Pero no todos los símbolos que nos representan son tan bonitos como la mochila arhuaca o la palma de cera. A los colombianos, ante todo, nos reconocen en el mundo por la droga y la violencia que esta genera. Y los colombianos también manejamos nuestro propio sistema de antisímbolos.

La droga

Quienes hacia 1975 éramos adolescentes seguidores del rock y del pop celebramos con júbilo el éxito No no song, del ex Beatle Ringo Starr, que en uno de sus versos mencionaba a un personaje que le ofrecía marihuana colombiana. Y la celebramos porque Ringo nos hacía el grandísimo favor de poner el nombre de Colombia en los listados de éxitos del momento.
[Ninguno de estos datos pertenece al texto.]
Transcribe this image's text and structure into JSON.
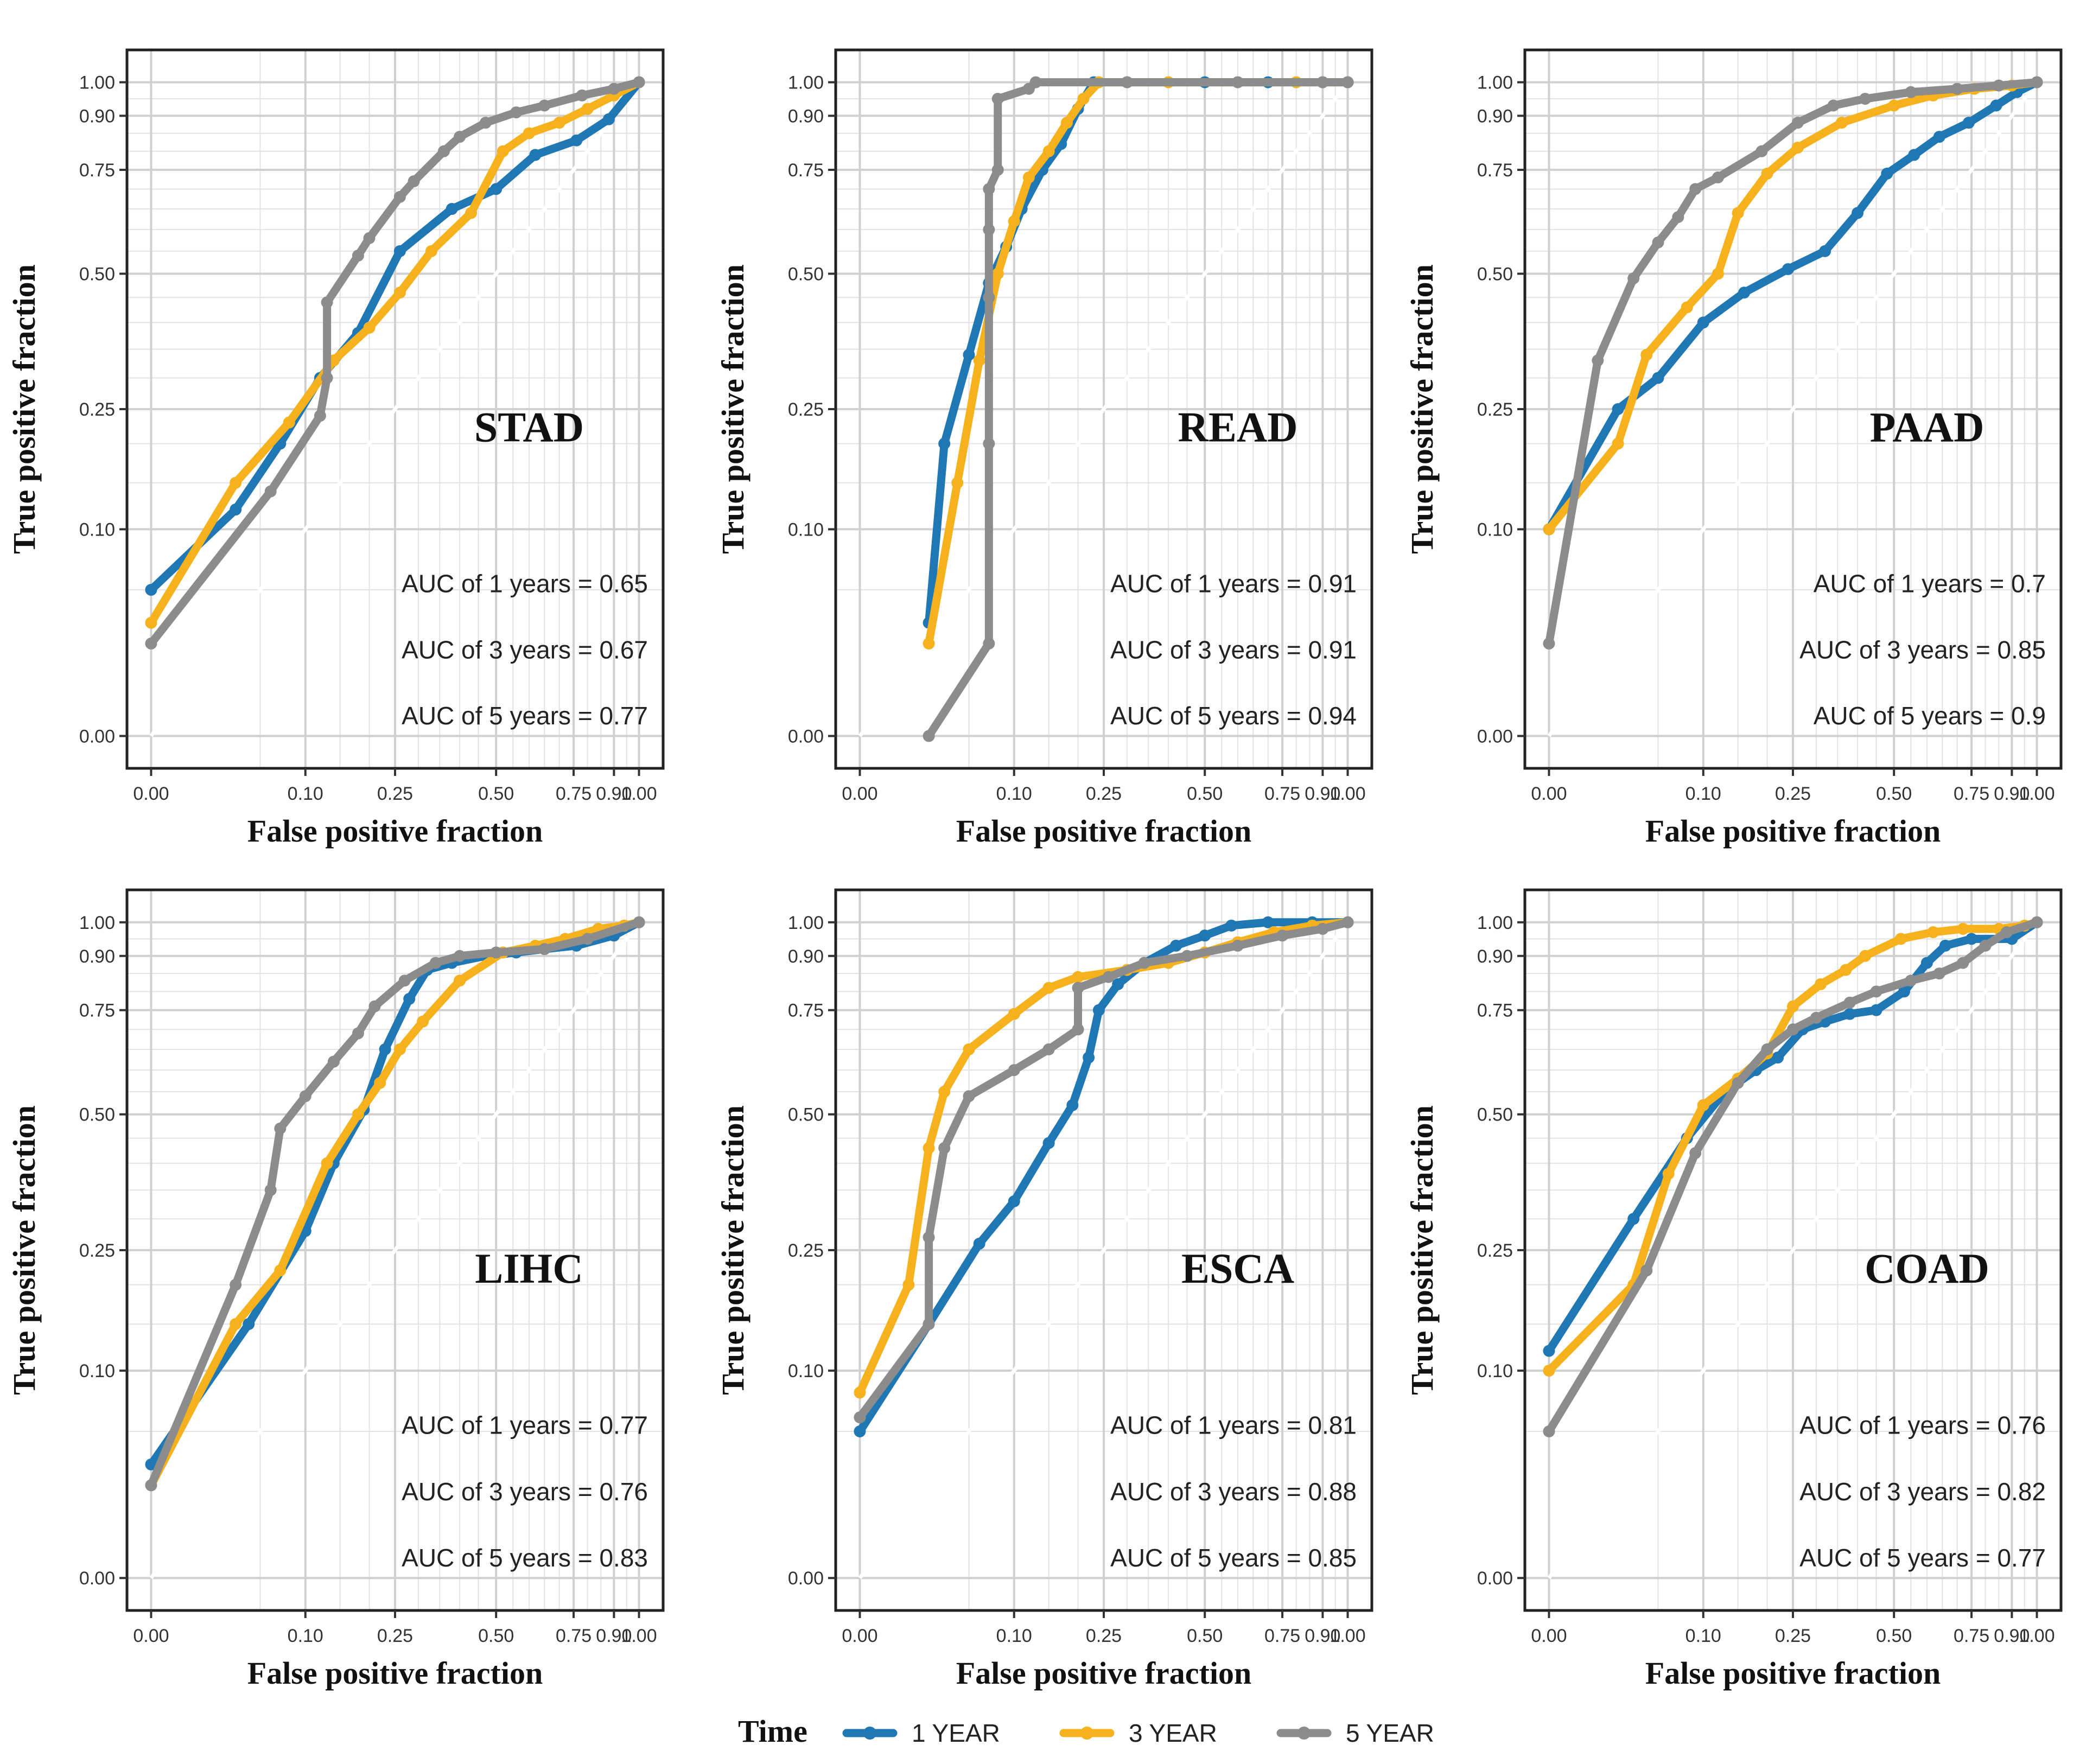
{
  "colors": {
    "year1": "#1f77b4",
    "year3": "#f5b21c",
    "year5": "#8c8c8c",
    "grid": "#e3e3e3",
    "frame": "#222222"
  },
  "legend": {
    "title": "Time",
    "items": [
      {
        "label": "1 YEAR",
        "color": "#1f77b4"
      },
      {
        "label": "3 YEAR",
        "color": "#f5b21c"
      },
      {
        "label": "5 YEAR",
        "color": "#8c8c8c"
      }
    ]
  },
  "chart_data": [
    {
      "type": "line",
      "title": "STAD",
      "xlabel": "False positive fraction",
      "ylabel": "True positive fraction",
      "xticks": [
        "0.00",
        "0.10",
        "0.25",
        "0.50",
        "0.75",
        "0.90",
        "1.00"
      ],
      "yticks": [
        "0.00",
        "0.10",
        "0.25",
        "0.50",
        "0.75",
        "0.90",
        "1.00"
      ],
      "xticks_v": [
        0,
        0.1,
        0.25,
        0.5,
        0.75,
        0.9,
        1
      ],
      "yticks_v": [
        0,
        0.1,
        0.25,
        0.5,
        0.75,
        0.9,
        1
      ],
      "auc": [
        "AUC of 1 years = 0.65",
        "AUC of 3 years = 0.67",
        "AUC of 5 years = 0.77"
      ],
      "series": [
        {
          "name": "1 YEAR",
          "x": [
            0,
            0.03,
            0.07,
            0.12,
            0.18,
            0.26,
            0.38,
            0.5,
            0.62,
            0.76,
            0.88,
            1.0
          ],
          "y": [
            0.05,
            0.12,
            0.2,
            0.3,
            0.38,
            0.55,
            0.65,
            0.7,
            0.79,
            0.83,
            0.89,
            1.0
          ]
        },
        {
          "name": "3 YEAR",
          "x": [
            0,
            0.03,
            0.08,
            0.14,
            0.2,
            0.26,
            0.33,
            0.43,
            0.52,
            0.6,
            0.7,
            0.8,
            0.9,
            1.0
          ],
          "y": [
            0.03,
            0.15,
            0.23,
            0.33,
            0.39,
            0.46,
            0.55,
            0.64,
            0.8,
            0.85,
            0.88,
            0.92,
            0.96,
            1.0
          ]
        },
        {
          "name": "5 YEAR",
          "x": [
            0,
            0.06,
            0.12,
            0.13,
            0.13,
            0.18,
            0.2,
            0.26,
            0.29,
            0.36,
            0.4,
            0.47,
            0.56,
            0.65,
            0.78,
            0.9,
            1.0
          ],
          "y": [
            0.02,
            0.14,
            0.24,
            0.3,
            0.44,
            0.54,
            0.58,
            0.68,
            0.72,
            0.8,
            0.84,
            0.88,
            0.91,
            0.93,
            0.96,
            0.98,
            1.0
          ]
        }
      ]
    },
    {
      "type": "line",
      "title": "READ",
      "xlabel": "False positive fraction",
      "ylabel": "True positive fraction",
      "xticks": [
        "0.00",
        "0.10",
        "0.25",
        "0.50",
        "0.75",
        "0.90",
        "1.00"
      ],
      "yticks": [
        "0.00",
        "0.10",
        "0.25",
        "0.50",
        "0.75",
        "0.90",
        "1.00"
      ],
      "xticks_v": [
        0,
        0.1,
        0.25,
        0.5,
        0.75,
        0.9,
        1
      ],
      "yticks_v": [
        0,
        0.1,
        0.25,
        0.5,
        0.75,
        0.9,
        1
      ],
      "auc": [
        "AUC of 1 years = 0.91",
        "AUC of 3 years = 0.91",
        "AUC of 5 years = 0.94"
      ],
      "series": [
        {
          "name": "1 YEAR",
          "x": [
            0.02,
            0.03,
            0.05,
            0.07,
            0.09,
            0.11,
            0.14,
            0.17,
            0.2,
            0.23,
            0.3,
            0.5,
            0.7,
            0.9,
            1.0
          ],
          "y": [
            0.03,
            0.2,
            0.34,
            0.48,
            0.56,
            0.65,
            0.75,
            0.82,
            0.92,
            1.0,
            1.0,
            1.0,
            1.0,
            1.0,
            1.0
          ]
        },
        {
          "name": "3 YEAR",
          "x": [
            0.02,
            0.04,
            0.06,
            0.08,
            0.1,
            0.12,
            0.15,
            0.18,
            0.21,
            0.24,
            0.4,
            0.6,
            0.8,
            0.9,
            1.0
          ],
          "y": [
            0.02,
            0.15,
            0.33,
            0.5,
            0.62,
            0.73,
            0.8,
            0.88,
            0.95,
            1.0,
            1.0,
            1.0,
            1.0,
            1.0,
            1.0
          ]
        },
        {
          "name": "5 YEAR",
          "x": [
            0.02,
            0.07,
            0.07,
            0.07,
            0.07,
            0.07,
            0.08,
            0.08,
            0.12,
            0.13,
            0.3,
            0.6,
            0.9,
            1.0
          ],
          "y": [
            0.0,
            0.02,
            0.2,
            0.45,
            0.6,
            0.7,
            0.75,
            0.95,
            0.98,
            1.0,
            1.0,
            1.0,
            1.0,
            1.0
          ]
        }
      ]
    },
    {
      "type": "line",
      "title": "PAAD",
      "xlabel": "False positive fraction",
      "ylabel": "True positive fraction",
      "xticks": [
        "0.00",
        "0.10",
        "0.25",
        "0.50",
        "0.75",
        "0.90",
        "1.00"
      ],
      "yticks": [
        "0.00",
        "0.10",
        "0.25",
        "0.50",
        "0.75",
        "0.90",
        "1.00"
      ],
      "xticks_v": [
        0,
        0.1,
        0.25,
        0.5,
        0.75,
        0.9,
        1
      ],
      "yticks_v": [
        0,
        0.1,
        0.25,
        0.5,
        0.75,
        0.9,
        1
      ],
      "auc": [
        "AUC of 1 years = 0.7",
        "AUC of 3 years = 0.85",
        "AUC of 5 years = 0.9"
      ],
      "series": [
        {
          "name": "1 YEAR",
          "x": [
            0,
            0.02,
            0.05,
            0.1,
            0.16,
            0.24,
            0.32,
            0.4,
            0.48,
            0.56,
            0.64,
            0.74,
            0.84,
            0.92,
            1.0
          ],
          "y": [
            0.1,
            0.25,
            0.3,
            0.4,
            0.46,
            0.51,
            0.55,
            0.64,
            0.74,
            0.79,
            0.84,
            0.88,
            0.93,
            0.97,
            1.0
          ]
        },
        {
          "name": "3 YEAR",
          "x": [
            0,
            0.02,
            0.04,
            0.08,
            0.12,
            0.15,
            0.2,
            0.26,
            0.36,
            0.5,
            0.62,
            0.76,
            0.9,
            1.0
          ],
          "y": [
            0.1,
            0.2,
            0.34,
            0.43,
            0.5,
            0.64,
            0.74,
            0.81,
            0.88,
            0.93,
            0.96,
            0.98,
            0.99,
            1.0
          ]
        },
        {
          "name": "5 YEAR",
          "x": [
            0,
            0.01,
            0.03,
            0.05,
            0.07,
            0.09,
            0.12,
            0.19,
            0.26,
            0.34,
            0.42,
            0.55,
            0.7,
            0.85,
            1.0
          ],
          "y": [
            0.02,
            0.33,
            0.49,
            0.57,
            0.63,
            0.7,
            0.73,
            0.8,
            0.88,
            0.93,
            0.95,
            0.97,
            0.98,
            0.99,
            1.0
          ]
        }
      ]
    },
    {
      "type": "line",
      "title": "LIHC",
      "xlabel": "False positive fraction",
      "ylabel": "True positive fraction",
      "xticks": [
        "0.00",
        "0.10",
        "0.25",
        "0.50",
        "0.75",
        "0.90",
        "1.00"
      ],
      "yticks": [
        "0.00",
        "0.10",
        "0.25",
        "0.50",
        "0.75",
        "0.90",
        "1.00"
      ],
      "xticks_v": [
        0,
        0.1,
        0.25,
        0.5,
        0.75,
        0.9,
        1
      ],
      "yticks_v": [
        0,
        0.1,
        0.25,
        0.5,
        0.75,
        0.9,
        1
      ],
      "auc": [
        "AUC of 1 years = 0.77",
        "AUC of 3 years = 0.76",
        "AUC of 5 years = 0.83"
      ],
      "series": [
        {
          "name": "1 YEAR",
          "x": [
            0,
            0.04,
            0.1,
            0.14,
            0.19,
            0.23,
            0.28,
            0.32,
            0.38,
            0.47,
            0.56,
            0.65,
            0.76,
            0.9,
            1.0
          ],
          "y": [
            0.03,
            0.15,
            0.28,
            0.4,
            0.51,
            0.65,
            0.78,
            0.86,
            0.88,
            0.9,
            0.91,
            0.92,
            0.93,
            0.96,
            1.0
          ]
        },
        {
          "name": "3 YEAR",
          "x": [
            0,
            0.03,
            0.07,
            0.13,
            0.18,
            0.22,
            0.26,
            0.31,
            0.4,
            0.52,
            0.62,
            0.72,
            0.84,
            0.94,
            1.0
          ],
          "y": [
            0.02,
            0.15,
            0.22,
            0.4,
            0.5,
            0.57,
            0.65,
            0.72,
            0.83,
            0.91,
            0.93,
            0.95,
            0.98,
            0.99,
            1.0
          ]
        },
        {
          "name": "5 YEAR",
          "x": [
            0,
            0.03,
            0.06,
            0.07,
            0.1,
            0.14,
            0.18,
            0.21,
            0.27,
            0.34,
            0.4,
            0.5,
            0.65,
            0.8,
            1.0
          ],
          "y": [
            0.02,
            0.2,
            0.35,
            0.47,
            0.54,
            0.62,
            0.69,
            0.76,
            0.83,
            0.88,
            0.9,
            0.91,
            0.92,
            0.95,
            1.0
          ]
        }
      ]
    },
    {
      "type": "line",
      "title": "ESCA",
      "xlabel": "False positive fraction",
      "ylabel": "True positive fraction",
      "xticks": [
        "0.00",
        "0.10",
        "0.25",
        "0.50",
        "0.75",
        "0.90",
        "1.00"
      ],
      "yticks": [
        "0.00",
        "0.10",
        "0.25",
        "0.50",
        "0.75",
        "0.90",
        "1.00"
      ],
      "xticks_v": [
        0,
        0.1,
        0.25,
        0.5,
        0.75,
        0.9,
        1
      ],
      "yticks_v": [
        0,
        0.1,
        0.25,
        0.5,
        0.75,
        0.9,
        1
      ],
      "auc": [
        "AUC of 1 years = 0.81",
        "AUC of 3 years = 0.88",
        "AUC of 5 years = 0.85"
      ],
      "series": [
        {
          "name": "1 YEAR",
          "x": [
            0,
            0.02,
            0.06,
            0.1,
            0.15,
            0.19,
            0.22,
            0.24,
            0.28,
            0.34,
            0.42,
            0.5,
            0.58,
            0.7,
            0.86,
            1.0
          ],
          "y": [
            0.05,
            0.15,
            0.26,
            0.33,
            0.44,
            0.52,
            0.63,
            0.75,
            0.82,
            0.88,
            0.93,
            0.96,
            0.99,
            1.0,
            1.0,
            1.0
          ]
        },
        {
          "name": "3 YEAR",
          "x": [
            0,
            0.01,
            0.02,
            0.03,
            0.05,
            0.1,
            0.15,
            0.2,
            0.3,
            0.4,
            0.5,
            0.6,
            0.72,
            0.86,
            1.0
          ],
          "y": [
            0.08,
            0.2,
            0.43,
            0.55,
            0.65,
            0.74,
            0.81,
            0.84,
            0.86,
            0.88,
            0.91,
            0.94,
            0.97,
            0.99,
            1.0
          ]
        },
        {
          "name": "5 YEAR",
          "x": [
            0,
            0.02,
            0.02,
            0.03,
            0.05,
            0.1,
            0.15,
            0.2,
            0.2,
            0.26,
            0.34,
            0.45,
            0.6,
            0.75,
            0.9,
            1.0
          ],
          "y": [
            0.06,
            0.15,
            0.27,
            0.43,
            0.54,
            0.6,
            0.65,
            0.7,
            0.81,
            0.84,
            0.88,
            0.9,
            0.93,
            0.96,
            0.98,
            1.0
          ]
        }
      ]
    },
    {
      "type": "line",
      "title": "COAD",
      "xlabel": "False positive fraction",
      "ylabel": "True positive fraction",
      "xticks": [
        "0.00",
        "0.10",
        "0.25",
        "0.50",
        "0.75",
        "0.90",
        "1.00"
      ],
      "yticks": [
        "0.00",
        "0.10",
        "0.25",
        "0.50",
        "0.75",
        "0.90",
        "1.00"
      ],
      "xticks_v": [
        0,
        0.1,
        0.25,
        0.5,
        0.75,
        0.9,
        1
      ],
      "yticks_v": [
        0,
        0.1,
        0.25,
        0.5,
        0.75,
        0.9,
        1
      ],
      "auc": [
        "AUC of 1 years = 0.76",
        "AUC of 3 years = 0.82",
        "AUC of 5 years = 0.77"
      ],
      "series": [
        {
          "name": "1 YEAR",
          "x": [
            0,
            0.03,
            0.08,
            0.13,
            0.18,
            0.22,
            0.27,
            0.32,
            0.38,
            0.45,
            0.53,
            0.6,
            0.66,
            0.75,
            0.9,
            1.0
          ],
          "y": [
            0.12,
            0.3,
            0.45,
            0.55,
            0.6,
            0.63,
            0.7,
            0.72,
            0.74,
            0.75,
            0.8,
            0.88,
            0.93,
            0.95,
            0.95,
            1.0
          ]
        },
        {
          "name": "3 YEAR",
          "x": [
            0,
            0.03,
            0.06,
            0.1,
            0.15,
            0.2,
            0.25,
            0.31,
            0.37,
            0.42,
            0.52,
            0.62,
            0.72,
            0.85,
            0.95,
            1.0
          ],
          "y": [
            0.1,
            0.2,
            0.38,
            0.52,
            0.58,
            0.64,
            0.76,
            0.82,
            0.86,
            0.9,
            0.95,
            0.97,
            0.98,
            0.98,
            0.99,
            1.0
          ]
        },
        {
          "name": "5 YEAR",
          "x": [
            0,
            0.04,
            0.09,
            0.15,
            0.2,
            0.25,
            0.3,
            0.38,
            0.45,
            0.55,
            0.64,
            0.72,
            0.8,
            0.88,
            1.0
          ],
          "y": [
            0.05,
            0.22,
            0.42,
            0.57,
            0.65,
            0.7,
            0.73,
            0.77,
            0.8,
            0.83,
            0.85,
            0.88,
            0.93,
            0.97,
            1.0
          ]
        }
      ]
    }
  ]
}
Han pasado 34 años y el ingenuo júbilo juvenil de aquel entonces se ha transformado en una triste resignación. Desde hace marras nos hemos acostumbrado a que el nombre de Colombia sea, por encima de todo, sinónimo de droga. Y no solo de droga. También nos conocen en el mundo por violentos, por traquetos, por las masacres, por el desplazamiento…

La cocaína es el antisímbolo por excelencia de Colombia porque ha sido el motor de buena parte de sus males. Antes de la cocaína Colombia estaba lejos de ser un paraíso. Era un país violento, desigual, marcado por toda suerte de intolerancias.

Pero, como consecuencia del tráfico de cocaína y su poder ilimitado de corrupción, la guerrilla y los paramilitares no solo consiguieron un medio de financiación sino que se convirtió casi en la finalidad de su existencia. El poder corruptor de la cocaína ha permeado todos los estamentos de los poderes públicos y privados. Gracias a la cocaína y a los paraísos artificiales que esta generó (entre ellos bonanzas que disimularon crisis económicas que habrían sido más severas) la sociedad colombiana se volvió proclive a celebrar los éxitos de quienes coronan. Aprendió a voltear la mirada ante horrores como el desplazamiento o los falsos positivos porque el fin justifica los medios. 

La guerrilla

Gracias a la guerrilla, Colombia aparece en las listas rojas que manejan las embajadas de gran parte de los países del mundo. Además, a partir de sus vínculos cada vez más estrechos con la delincuencia común se convirtió en el antisímbolo nacional por excelencia. No solo la vemos como la principal causa (y en ciertos casos única causa) de todos los males que padece Colombia, sino que su eventual exterminio justifica o al menos relativiza atrocidades como el desplazamiento, las masacres de los paramilitares y los falsos positivos. La arrogancia y los repetidos gestos criminales del Secretariado de las Farc han sido de gran ayuda para que se mantengan como el antisímbolo supremo en el imaginario de los colombianos.

El traqueto

El traqueto ha logrado, sobre todo a partir de los años ochenta, exportar sus hábitos, gustos y valores cívicos y morales a amplios sectores de la población que no tienen ningún vínculo directo con el tráfico de cocaína. Se han vuelto comunes desde cortes de pelo y maneras de hablar propios de ellos hasta comportamientos escandalosos tales como poner música a todo volumen sin respetar el derecho al reposo de los vecinos, engallar vehículos con vidrios ahumados y toda clase de adornos y sistemas de sonido de alto vatiaje, exhibir en lugares públicos mujeres voluptuosas, hacerse notar, hablar duro, ostentar. Es tal el poder de fascinación que el traqueto ejerce, aún entre quienes detestan sus hábitos, que los principales éxitos de la televisión colombiana han sido Sin tetas no hay paraíso, El cartel, El capo y Las muñecas de la mafia.

Los paras

Más allá de su maldad evidente, aún hoy en día los paramilitares mantienen el aura de haber sido el mal necesario al que acudió un país llevado por las atrocidades de la guerrilla. Su vinculación estrecha con el narcotráfico y sus prácticas para apoderarse de las mejores tierras de Colombia no parecen haber calado demasiado hondo en la conciencia de los colombianos comunes, mucho más propensos a rechazar los crímenes y atrocidades de la guerrilla. Como secuela de este antisímbolo están los cuatro millones de desplazados, varios de los cuales viven en andenes y semáforos, ante la mirada indiferente de millones de colombianos que se autoproclaman gente de bien.